Launch your database in South Africa.

Kaizen#

• We filled up our Examples page with a lot of new content.
• We released a Docker Compose file for running Supabase locally. This will be used in our upcoming CLI.
• We have a couple of pending RFCs which you may want to participate in:
  • Planning our CLI and Local Development
  • Connection Pooling on Supabase

New year, new features. We've been busy at Supabase during January and our community has been even busier. Here's a few things you'll find interesting.

This is also available as a blog post and a video demo.

Count functionality#

Anyone who has worked with Firebase long enough has become frustrated over the lack of count functionality. This isn't a problem with PostgreSQL! Our libraries now have support for PostgREST's exact, planned, and estimated counts. A massive thanks to @dshukertjr for this adding support to our client library.

New Auth Providers#

We enabled 2 new Auth providers - Facebook and Azure. Thanks to @Levet for the Azure plugin, and once again to Netlify's amazing work with GoTrue to implement Facebook.

Auth Audit Trail#

We have exposed the audit trail directly in the dashboard, as well as the GoTrue logs. Great for security and debugging.

Auth UI widget#

In case our Auth endpoints aren't easy enough already, we've built a React Auth Widget for you to drop into your app and to get up-and-running in minutes.

New auth.email() function#

We added a helper function for extracting the logged in user's email address.

New Regions#

Launch your database in London or Sydney!

Copy rows as Markdown#

You can now copy SQL results as Markdown - super useful for adding to blogs and issues.

React server components#

If you're excited by React Server components then check out the Supabase + Server Components experimental repo. https://github.com/supabase/next-server-components

Learn#

We know that Auth can be a bit daunting when you're just starting out, so we have created some intro videos to get you up to speed in no time:

• Supabase Auth Deep Dive Part 1: JWTs
• Supabase Auth Deep Dive Part 2: Restrict Table Access
• Supabase Auth Deep Dive Part 3: User Based Access Policies

Kaizen#

• Performance: We migrated all of our subdomains to Route53, implementing custom Let's Encrypt certs for your APIs. As a result, our read benchmarks are measuring up 12% faster.
• Performance: We upgrade your databases to the new GP3 storage for faster and more consistent throughput.

After 10 hectic months of building, Supabase is now in Beta.

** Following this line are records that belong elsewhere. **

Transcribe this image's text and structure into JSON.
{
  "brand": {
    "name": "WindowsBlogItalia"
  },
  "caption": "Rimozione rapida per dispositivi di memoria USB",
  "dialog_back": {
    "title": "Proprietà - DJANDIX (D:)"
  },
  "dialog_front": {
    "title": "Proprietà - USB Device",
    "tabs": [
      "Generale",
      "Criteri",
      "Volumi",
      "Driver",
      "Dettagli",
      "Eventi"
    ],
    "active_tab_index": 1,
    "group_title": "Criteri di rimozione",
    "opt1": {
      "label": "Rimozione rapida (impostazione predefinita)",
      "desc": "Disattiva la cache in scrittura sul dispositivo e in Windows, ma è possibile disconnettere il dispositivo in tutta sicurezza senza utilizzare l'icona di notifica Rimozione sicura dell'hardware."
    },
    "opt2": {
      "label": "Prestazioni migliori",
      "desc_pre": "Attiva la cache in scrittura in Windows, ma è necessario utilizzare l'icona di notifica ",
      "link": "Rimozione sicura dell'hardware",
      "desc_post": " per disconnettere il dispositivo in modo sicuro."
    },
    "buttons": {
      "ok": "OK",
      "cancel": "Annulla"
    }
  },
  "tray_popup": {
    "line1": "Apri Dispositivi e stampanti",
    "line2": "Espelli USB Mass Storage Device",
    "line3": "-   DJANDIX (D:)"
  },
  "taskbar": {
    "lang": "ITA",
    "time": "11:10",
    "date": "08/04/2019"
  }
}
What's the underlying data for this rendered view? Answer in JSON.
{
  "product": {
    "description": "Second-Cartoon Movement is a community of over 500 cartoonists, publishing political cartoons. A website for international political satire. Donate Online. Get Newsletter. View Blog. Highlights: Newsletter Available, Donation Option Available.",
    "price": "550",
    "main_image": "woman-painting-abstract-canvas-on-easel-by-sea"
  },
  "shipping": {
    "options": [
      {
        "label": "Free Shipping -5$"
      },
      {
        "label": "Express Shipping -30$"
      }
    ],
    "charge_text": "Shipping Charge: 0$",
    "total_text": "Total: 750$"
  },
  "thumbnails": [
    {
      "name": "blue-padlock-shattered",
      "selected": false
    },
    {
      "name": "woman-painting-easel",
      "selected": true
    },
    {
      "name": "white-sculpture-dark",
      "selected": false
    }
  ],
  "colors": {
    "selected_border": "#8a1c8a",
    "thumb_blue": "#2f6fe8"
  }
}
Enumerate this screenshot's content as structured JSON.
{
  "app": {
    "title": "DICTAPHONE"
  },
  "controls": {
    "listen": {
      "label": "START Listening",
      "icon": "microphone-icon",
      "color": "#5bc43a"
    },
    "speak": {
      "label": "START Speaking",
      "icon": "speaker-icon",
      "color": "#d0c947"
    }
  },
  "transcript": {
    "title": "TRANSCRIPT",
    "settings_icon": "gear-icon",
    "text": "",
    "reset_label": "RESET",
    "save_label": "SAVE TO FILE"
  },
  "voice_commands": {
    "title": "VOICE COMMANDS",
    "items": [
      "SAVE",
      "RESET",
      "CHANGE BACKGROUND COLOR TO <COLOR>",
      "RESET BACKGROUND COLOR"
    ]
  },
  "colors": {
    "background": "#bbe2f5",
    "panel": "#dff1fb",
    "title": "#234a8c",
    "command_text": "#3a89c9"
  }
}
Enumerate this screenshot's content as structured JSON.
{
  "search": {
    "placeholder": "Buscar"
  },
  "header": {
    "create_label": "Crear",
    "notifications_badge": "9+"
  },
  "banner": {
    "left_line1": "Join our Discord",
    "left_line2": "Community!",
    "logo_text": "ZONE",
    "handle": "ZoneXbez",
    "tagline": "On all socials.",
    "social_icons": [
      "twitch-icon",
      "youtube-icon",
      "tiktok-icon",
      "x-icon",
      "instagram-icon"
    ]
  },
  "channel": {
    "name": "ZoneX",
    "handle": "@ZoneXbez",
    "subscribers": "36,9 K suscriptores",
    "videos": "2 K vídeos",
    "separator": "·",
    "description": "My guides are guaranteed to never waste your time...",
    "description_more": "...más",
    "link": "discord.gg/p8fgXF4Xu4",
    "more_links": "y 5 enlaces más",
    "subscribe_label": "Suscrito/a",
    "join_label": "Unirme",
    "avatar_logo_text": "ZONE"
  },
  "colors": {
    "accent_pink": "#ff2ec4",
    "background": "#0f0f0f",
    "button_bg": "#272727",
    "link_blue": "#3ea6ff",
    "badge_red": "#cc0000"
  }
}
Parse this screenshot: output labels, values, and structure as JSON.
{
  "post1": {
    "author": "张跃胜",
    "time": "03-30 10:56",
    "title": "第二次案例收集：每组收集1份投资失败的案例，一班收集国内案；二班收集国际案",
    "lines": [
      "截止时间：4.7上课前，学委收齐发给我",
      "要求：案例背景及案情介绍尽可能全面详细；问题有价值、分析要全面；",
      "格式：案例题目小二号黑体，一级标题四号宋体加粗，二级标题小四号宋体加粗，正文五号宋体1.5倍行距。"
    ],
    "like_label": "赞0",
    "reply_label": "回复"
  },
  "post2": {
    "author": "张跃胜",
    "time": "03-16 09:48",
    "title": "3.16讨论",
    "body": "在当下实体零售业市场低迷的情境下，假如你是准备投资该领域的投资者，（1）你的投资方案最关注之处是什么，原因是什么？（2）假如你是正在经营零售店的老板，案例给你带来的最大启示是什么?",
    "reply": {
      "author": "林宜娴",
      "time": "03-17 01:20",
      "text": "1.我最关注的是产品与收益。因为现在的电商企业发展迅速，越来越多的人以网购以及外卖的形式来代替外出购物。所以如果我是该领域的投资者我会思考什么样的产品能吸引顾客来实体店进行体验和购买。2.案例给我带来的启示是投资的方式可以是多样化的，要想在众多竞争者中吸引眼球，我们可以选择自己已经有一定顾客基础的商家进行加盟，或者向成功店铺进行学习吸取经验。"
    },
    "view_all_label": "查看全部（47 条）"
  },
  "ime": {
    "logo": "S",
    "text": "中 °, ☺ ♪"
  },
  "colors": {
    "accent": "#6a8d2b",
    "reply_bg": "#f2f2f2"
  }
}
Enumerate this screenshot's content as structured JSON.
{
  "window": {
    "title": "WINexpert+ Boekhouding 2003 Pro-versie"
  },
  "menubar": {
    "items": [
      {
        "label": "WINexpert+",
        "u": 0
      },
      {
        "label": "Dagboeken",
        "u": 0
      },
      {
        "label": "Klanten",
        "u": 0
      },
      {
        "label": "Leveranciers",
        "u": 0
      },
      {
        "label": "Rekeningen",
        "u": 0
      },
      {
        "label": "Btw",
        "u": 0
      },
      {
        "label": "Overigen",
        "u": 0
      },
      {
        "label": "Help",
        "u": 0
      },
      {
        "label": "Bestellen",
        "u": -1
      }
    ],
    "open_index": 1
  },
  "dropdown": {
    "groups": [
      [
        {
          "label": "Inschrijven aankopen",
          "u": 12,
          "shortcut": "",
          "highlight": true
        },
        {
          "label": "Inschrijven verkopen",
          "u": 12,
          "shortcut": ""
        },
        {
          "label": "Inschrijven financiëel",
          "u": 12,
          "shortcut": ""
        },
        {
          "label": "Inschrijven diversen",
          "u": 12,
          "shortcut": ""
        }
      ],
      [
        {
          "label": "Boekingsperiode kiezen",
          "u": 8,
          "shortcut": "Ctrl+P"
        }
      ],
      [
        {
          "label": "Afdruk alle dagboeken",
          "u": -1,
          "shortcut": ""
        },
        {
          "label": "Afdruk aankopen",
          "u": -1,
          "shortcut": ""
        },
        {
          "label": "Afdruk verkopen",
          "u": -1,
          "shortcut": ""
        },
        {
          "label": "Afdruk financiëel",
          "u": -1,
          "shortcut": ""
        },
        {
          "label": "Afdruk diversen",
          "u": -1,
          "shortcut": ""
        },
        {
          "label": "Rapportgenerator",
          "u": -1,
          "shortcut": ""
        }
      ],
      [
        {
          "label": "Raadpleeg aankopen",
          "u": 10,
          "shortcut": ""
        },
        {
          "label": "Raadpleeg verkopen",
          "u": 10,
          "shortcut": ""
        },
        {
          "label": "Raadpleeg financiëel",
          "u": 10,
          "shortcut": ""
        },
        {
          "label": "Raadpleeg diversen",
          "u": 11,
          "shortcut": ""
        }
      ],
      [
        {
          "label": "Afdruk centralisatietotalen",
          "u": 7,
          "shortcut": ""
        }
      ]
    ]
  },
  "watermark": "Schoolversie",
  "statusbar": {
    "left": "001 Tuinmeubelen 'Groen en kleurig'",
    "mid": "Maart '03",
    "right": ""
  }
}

This is also available as a blog post and a video demo.

Supabase is now in Beta#

We spent months working on Performance, Security, and Reliability. Read more on our Beta Page.

Improve your docs inline#

Add comments and descriptions to your Tables directly from our auto-generated docs.

Table View now has realtime changes#

Any updates that happen to your database are reflected in the Table View immediately.

Table Pagination#

Our table view now has pagination - better for working with large data sets.

Supabase raised a Seed Round#

We raised $6M from Y Combinator, Mozilla, and Coatue. You can read more on TechCrunch.

Kaizen#

• Supabase is now 26% faster in regions which support Graviton (1460 reqs/s up from 1167 reqs/s)
• We launched a new region in Sao Paulo.
• Postgres Array Support. You can now edit Native Postgres array items in the grid editor or the side panel.
• We added better support for your custom Database Types.
• Fixed some buggy keyboard commands. We're continuously improving key commands in the Table editor.